Per la cronaca, leggiamo su Adnkronos,”La denuncia depositata non è mai andata avanti al contrario di quella civile, indirizzata alla sola Almaviva, in cui i lavoratori chiedevano l’annullamento del licenziamento ed il reintegro in azienda che ha conosciuto sorti alterne. Una prima sentenza, come spiega il legale, ha accolto le ragioni circa l’estorsività dell’accordo e riabilitato i lavoratori mentre una seconda sentenza ha confermato la reintegra ma non la tentata estorsione. La Corte d’Appello invece ha azzerato tutto non riconoscendo nessuna delle ragioni addotte dai lavoratori. Sarà ora la Cassazione a dove dire dunque la parola finale sulla vicenda. I tempi non si conoscono”.

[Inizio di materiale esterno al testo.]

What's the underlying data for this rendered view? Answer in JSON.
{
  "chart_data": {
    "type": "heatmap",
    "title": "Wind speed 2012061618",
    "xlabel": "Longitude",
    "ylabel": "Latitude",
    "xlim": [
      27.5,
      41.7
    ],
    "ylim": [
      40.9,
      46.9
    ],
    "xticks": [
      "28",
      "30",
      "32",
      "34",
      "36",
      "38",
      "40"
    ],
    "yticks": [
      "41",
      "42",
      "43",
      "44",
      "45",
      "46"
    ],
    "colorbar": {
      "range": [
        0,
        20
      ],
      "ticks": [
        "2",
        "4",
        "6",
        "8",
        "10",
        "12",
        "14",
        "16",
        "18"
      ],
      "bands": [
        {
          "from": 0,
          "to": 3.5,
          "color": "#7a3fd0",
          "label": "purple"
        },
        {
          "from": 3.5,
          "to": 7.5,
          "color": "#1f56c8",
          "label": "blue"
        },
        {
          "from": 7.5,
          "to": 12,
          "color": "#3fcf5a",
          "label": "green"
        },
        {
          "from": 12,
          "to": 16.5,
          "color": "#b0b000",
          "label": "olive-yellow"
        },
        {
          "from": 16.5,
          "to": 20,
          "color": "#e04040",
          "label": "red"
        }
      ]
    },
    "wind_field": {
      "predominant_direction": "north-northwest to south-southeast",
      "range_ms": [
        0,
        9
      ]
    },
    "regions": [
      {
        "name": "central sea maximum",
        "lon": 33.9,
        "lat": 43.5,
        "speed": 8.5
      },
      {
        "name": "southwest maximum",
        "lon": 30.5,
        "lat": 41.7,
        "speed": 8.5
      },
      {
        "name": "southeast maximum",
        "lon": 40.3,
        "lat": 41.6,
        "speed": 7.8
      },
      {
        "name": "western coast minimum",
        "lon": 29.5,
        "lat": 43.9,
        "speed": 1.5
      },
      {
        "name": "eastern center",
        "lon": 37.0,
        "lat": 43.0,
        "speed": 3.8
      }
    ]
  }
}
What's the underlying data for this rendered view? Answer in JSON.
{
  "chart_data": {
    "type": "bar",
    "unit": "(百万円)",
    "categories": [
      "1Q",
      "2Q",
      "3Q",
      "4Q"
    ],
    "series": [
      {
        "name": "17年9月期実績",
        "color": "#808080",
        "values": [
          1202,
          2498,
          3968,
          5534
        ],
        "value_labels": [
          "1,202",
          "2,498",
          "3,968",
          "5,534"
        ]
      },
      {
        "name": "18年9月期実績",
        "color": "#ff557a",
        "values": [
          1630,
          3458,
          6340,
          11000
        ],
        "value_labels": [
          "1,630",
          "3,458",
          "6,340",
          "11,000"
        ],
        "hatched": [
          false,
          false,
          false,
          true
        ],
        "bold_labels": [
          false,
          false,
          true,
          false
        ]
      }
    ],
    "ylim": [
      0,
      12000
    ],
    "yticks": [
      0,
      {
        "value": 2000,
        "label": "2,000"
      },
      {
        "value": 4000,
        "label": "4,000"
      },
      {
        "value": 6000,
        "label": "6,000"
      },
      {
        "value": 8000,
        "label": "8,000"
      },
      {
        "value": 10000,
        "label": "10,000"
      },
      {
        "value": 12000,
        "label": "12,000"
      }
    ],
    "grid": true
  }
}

Chissà perché tutti quelli che, in queste ore, hanno ricordato il passato di bracciante agricolo di Teresa Bellanova non si siano invece ‘ricordati di ricordare’ (a se stessi e agli altri) la presenza della stessa Bellanova nel peggiore Governo della Repubblica italiana, se visto dalla parte dei lavoratori: il Governo Renzi.

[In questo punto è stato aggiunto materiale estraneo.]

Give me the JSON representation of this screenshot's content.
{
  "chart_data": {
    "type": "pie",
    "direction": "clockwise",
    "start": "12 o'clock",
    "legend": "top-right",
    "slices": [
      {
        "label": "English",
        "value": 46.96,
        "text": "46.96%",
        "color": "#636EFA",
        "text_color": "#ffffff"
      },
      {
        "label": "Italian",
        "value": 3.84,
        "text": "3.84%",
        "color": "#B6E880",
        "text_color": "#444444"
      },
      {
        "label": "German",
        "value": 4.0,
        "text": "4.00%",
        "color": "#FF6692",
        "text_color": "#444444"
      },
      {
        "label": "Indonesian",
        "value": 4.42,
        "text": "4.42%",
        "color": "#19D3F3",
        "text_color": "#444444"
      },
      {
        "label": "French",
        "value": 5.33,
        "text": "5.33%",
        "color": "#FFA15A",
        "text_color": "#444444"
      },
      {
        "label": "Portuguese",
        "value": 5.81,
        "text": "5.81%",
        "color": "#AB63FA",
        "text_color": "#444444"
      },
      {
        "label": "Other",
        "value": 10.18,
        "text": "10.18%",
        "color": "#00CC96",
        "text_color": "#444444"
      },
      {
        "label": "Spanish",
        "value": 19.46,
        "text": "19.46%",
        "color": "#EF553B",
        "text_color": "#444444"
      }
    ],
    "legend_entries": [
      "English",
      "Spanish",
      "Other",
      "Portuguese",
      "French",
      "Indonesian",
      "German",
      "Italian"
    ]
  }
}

Sì, Matteo Renzi, proprio lui, quello che è tornato a governare l’Italia grazie alla Lega di Salvini e al Movimento 5 stelle.
Fatte queste premesse, giusto per restituire la verità dei fatti, con buona pace degli abili agiografi renziani, diciamo subito che noi seguiremo con particolare attenzione l’azione politica e amministrativa di Teresa Bellanova Ministro delle Politiche agricole.

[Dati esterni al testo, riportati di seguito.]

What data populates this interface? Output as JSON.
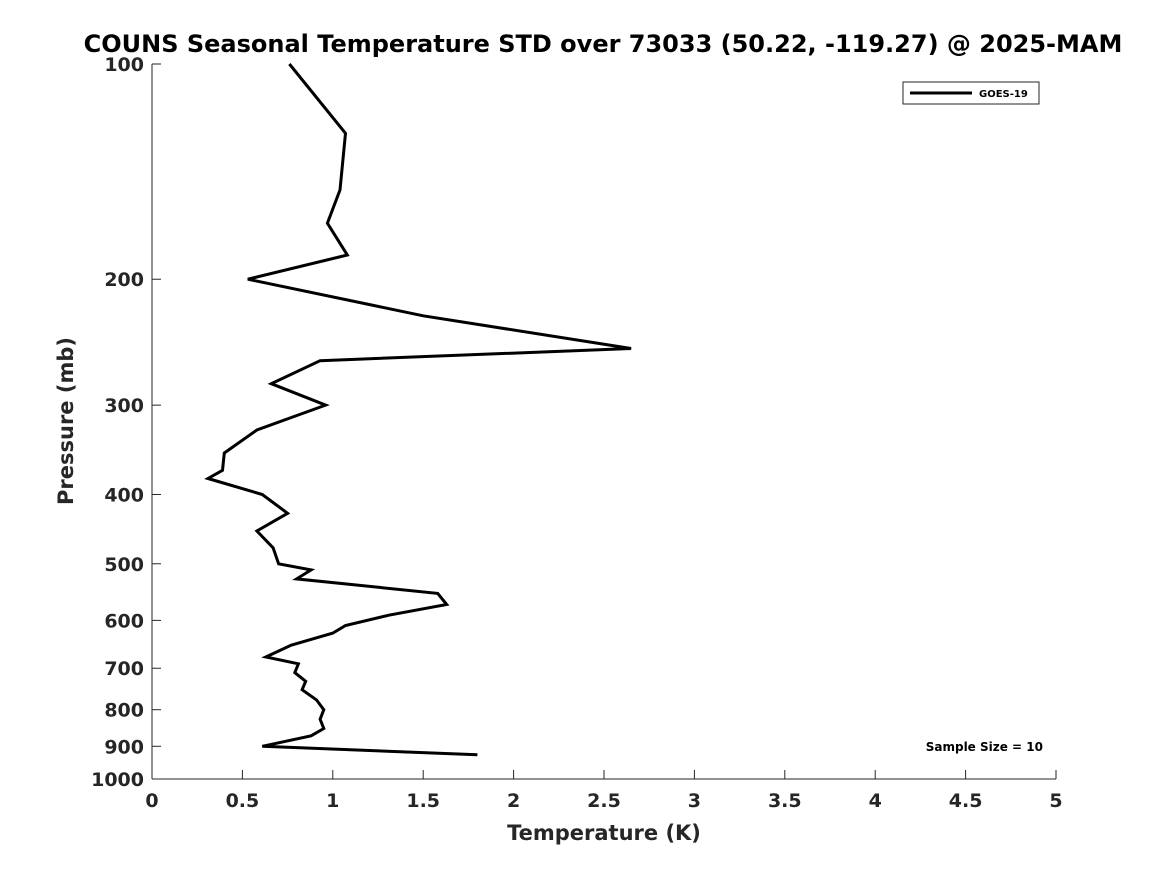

Anche perché I Nuovi Vespri seguono con particolare attenzione i temi legati all’agricoltura del Sud.
Gli ultimi due Ministri che si sono occupati di agricoltura, visti dal Sud, sono stati disastrosi.
Il penultimo – Maurizio Martina – era renziano come la signora Bellanova: questo signore non solo non ha fatto nulla per l’agricoltura del Sud, ma sotto il suo ‘ministero’ la varietà antica di grano duro Senatore Cappelli – gloria e vanto della cerealicoltura meridionale – è stata ‘privatizzata’ da una società del Nord che oggi la gestisce in regime di monopolio.
L’ultimo – il leghista Gian Marco Centinaio – ha confermato tutte le penalizzazioni che il suo predecessore ha appioppato al Sud. Occupandosi esclusivamente dell’agricoltura del Nord: non a caso è stato acclamato dai produttori di riso del Nord Italia.
Per la cronaca, la varietà Senatore Cappelli è stata selezionata in Puglia nei primi del ‘900: ci auguriamo che la ministra pugliese Teresa Bellanova restituisca la varietà di grano duro Senatore Cappelli ai pugliesi e, in generale, ai meridionali.
Dalla Ministra Bellanova ci aspettiamo provvedimenti in favore dell’agricoltura del Sud, non atti di pirateria politica e disinteresse.
A parlare saranno i fatti. E noi li seguiremo.